Harry has a very rare type of tumour similar to a diffuse intrinsic pontine glioma (DIPG) which has “an unbearably stark prognosis and very limited treatment options,” according to the charity Brain Tumour Research, which is supporting him.
Ms Lear, 46, said: “This may well be the only treatment option open for us and we know that not all children respond.
“After that the pathway is, sadly, one of rapid deterioration and the average survival time after diagnosis is just nine to 12 months. At this stage we cannot begin to think what may lie ahead if this doesn’t work.”
Harry, known to his family as Harryboy, was diagnosed last week after being struck down by an ear infection early in the New Year.
He was originally treated at Queen Alexandra Hospital in Portsmouth and then at Southampton General Hospital, but his radiotherapy will have to take place in London and the family say this is because of a shortage or radiographers locally.

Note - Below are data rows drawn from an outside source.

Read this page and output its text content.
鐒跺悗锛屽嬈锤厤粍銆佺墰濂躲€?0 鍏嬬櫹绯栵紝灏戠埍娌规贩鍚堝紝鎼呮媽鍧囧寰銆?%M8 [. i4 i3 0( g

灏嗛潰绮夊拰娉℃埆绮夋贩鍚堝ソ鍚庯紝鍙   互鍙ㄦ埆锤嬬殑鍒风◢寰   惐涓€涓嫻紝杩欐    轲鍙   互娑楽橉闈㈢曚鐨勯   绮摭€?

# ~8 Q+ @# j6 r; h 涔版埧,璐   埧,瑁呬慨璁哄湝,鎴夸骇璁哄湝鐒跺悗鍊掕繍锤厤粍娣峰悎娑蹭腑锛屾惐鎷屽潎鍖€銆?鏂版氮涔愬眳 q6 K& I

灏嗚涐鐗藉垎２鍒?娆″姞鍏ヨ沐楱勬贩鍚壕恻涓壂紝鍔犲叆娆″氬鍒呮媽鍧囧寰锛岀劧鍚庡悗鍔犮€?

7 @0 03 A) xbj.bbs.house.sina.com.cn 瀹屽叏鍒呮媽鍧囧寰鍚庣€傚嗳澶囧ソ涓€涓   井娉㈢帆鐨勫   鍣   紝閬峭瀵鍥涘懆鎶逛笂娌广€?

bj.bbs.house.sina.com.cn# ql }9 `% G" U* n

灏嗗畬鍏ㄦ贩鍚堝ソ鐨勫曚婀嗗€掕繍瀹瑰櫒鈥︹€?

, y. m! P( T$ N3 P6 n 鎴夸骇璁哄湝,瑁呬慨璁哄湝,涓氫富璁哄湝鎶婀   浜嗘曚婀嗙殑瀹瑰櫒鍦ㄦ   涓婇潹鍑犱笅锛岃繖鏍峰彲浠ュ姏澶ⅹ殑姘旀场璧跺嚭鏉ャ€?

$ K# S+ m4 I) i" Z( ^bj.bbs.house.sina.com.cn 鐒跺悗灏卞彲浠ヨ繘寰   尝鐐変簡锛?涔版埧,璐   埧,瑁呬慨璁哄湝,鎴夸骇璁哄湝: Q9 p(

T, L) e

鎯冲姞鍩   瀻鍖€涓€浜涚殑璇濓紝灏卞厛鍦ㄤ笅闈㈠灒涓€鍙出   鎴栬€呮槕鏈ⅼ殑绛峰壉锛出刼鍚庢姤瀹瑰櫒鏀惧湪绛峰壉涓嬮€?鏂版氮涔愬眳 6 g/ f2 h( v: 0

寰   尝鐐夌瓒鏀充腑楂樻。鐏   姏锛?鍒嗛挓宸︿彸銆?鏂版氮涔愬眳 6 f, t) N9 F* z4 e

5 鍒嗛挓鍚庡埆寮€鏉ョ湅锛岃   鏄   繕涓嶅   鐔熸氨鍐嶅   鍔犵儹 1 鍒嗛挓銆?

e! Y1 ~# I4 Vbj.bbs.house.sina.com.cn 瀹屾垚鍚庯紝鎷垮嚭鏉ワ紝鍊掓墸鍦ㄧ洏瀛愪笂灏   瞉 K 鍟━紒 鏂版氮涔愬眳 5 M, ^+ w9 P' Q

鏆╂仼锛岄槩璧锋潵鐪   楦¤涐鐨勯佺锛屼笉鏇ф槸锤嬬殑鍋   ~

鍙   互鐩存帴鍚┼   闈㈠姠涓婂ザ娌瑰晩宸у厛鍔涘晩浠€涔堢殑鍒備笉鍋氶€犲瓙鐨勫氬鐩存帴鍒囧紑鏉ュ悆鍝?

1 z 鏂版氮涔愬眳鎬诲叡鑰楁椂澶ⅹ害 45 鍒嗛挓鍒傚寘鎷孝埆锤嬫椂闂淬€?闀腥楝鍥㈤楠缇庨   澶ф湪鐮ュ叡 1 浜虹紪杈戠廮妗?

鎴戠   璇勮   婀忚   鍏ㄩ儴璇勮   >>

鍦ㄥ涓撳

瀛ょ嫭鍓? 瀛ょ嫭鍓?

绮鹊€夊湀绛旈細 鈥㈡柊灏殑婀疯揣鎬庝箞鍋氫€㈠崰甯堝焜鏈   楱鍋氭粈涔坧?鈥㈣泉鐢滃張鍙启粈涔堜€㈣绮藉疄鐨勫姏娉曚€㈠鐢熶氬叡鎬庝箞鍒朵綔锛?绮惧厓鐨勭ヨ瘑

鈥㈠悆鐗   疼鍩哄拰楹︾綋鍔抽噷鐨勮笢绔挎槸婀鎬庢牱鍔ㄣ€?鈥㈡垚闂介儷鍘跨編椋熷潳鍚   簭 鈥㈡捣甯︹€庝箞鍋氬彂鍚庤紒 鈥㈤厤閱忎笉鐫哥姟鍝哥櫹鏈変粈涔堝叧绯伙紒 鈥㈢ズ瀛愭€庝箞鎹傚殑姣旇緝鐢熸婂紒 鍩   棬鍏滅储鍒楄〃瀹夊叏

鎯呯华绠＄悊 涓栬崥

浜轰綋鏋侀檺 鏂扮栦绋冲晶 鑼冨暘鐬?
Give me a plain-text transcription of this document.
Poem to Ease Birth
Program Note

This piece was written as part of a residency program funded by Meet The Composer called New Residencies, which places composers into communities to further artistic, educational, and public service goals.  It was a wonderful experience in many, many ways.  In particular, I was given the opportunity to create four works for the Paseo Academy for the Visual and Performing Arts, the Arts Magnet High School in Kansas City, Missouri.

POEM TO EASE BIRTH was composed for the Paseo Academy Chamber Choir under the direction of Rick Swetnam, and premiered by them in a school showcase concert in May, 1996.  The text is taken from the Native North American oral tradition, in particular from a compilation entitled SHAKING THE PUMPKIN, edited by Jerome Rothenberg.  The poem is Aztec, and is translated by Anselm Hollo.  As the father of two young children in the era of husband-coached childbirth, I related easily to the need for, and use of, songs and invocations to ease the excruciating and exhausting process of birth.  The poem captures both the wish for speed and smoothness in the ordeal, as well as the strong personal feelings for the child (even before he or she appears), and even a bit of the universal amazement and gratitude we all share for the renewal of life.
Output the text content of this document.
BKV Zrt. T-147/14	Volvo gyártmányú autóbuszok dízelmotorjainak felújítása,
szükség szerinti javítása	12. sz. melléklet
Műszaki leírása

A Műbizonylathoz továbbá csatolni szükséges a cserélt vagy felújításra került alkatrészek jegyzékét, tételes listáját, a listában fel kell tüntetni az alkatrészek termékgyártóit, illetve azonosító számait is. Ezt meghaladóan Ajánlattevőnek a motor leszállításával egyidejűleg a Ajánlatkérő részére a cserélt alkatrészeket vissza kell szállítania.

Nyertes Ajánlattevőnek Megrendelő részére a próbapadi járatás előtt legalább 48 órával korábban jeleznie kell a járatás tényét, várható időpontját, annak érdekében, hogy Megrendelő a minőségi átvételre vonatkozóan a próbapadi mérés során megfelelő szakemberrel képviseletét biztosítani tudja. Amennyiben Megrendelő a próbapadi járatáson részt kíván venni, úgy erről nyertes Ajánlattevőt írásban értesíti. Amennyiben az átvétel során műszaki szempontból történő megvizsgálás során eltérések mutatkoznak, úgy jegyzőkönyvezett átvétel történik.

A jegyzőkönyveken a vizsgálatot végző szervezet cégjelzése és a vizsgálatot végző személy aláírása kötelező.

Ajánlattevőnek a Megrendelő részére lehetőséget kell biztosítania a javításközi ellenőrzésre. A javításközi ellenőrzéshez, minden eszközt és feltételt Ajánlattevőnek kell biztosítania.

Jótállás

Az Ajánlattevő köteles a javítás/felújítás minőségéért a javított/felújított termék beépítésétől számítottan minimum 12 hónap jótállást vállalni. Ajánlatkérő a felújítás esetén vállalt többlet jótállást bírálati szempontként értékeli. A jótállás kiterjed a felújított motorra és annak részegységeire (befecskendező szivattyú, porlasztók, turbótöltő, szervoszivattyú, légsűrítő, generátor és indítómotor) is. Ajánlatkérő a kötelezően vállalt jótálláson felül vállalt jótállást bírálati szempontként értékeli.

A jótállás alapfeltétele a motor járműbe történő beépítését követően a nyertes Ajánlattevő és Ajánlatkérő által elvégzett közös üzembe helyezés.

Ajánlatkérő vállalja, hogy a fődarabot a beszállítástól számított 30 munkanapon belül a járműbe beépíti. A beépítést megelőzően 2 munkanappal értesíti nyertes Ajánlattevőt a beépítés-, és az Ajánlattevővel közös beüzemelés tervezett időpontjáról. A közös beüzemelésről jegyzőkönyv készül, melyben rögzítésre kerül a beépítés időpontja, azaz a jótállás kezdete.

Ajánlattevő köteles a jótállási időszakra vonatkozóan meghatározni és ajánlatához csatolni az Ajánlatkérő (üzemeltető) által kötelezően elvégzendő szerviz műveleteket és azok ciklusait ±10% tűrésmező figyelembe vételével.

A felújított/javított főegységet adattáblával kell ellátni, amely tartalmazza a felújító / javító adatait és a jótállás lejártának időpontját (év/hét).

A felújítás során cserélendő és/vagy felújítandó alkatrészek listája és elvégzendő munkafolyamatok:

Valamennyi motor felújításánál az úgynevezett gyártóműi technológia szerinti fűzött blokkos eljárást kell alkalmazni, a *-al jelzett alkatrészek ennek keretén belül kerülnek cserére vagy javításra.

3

His mother said the stay away from home will be hard for Harry because he has autistic spectrum disorder (ASD) and finds it hard to communicate with others.
Ms Lear said: “I am angry to think that Harry will have to live away from the security and comfort of his own home during treatment as being able to sleep in his own bed and have his own things around him every night would be such a comfort.
“I am frightened to think of what lies ahead, of what effect the radiotherapy will have on him, of how he will feel dreadfully sick yet extremely hungry due to the steroids which he must take to control the swelling in his brain.”
A spokesman for University Hospital Southampton NHS Foundation Trust said: “While we have no shortage of therapy radiographers in our oncology service, our paediatric clinical oncologist has sadly moved to a new hospital.
“We are therefore in discussion with colleagues at University College London Hospitals NHS Foundation Trust about the future organisation of this service.
“In the short term, the very small number of children who require radiotherapy will be receiving this treatment at University College Hospital. However, the remainder of their care is delivered with us in Southampton.”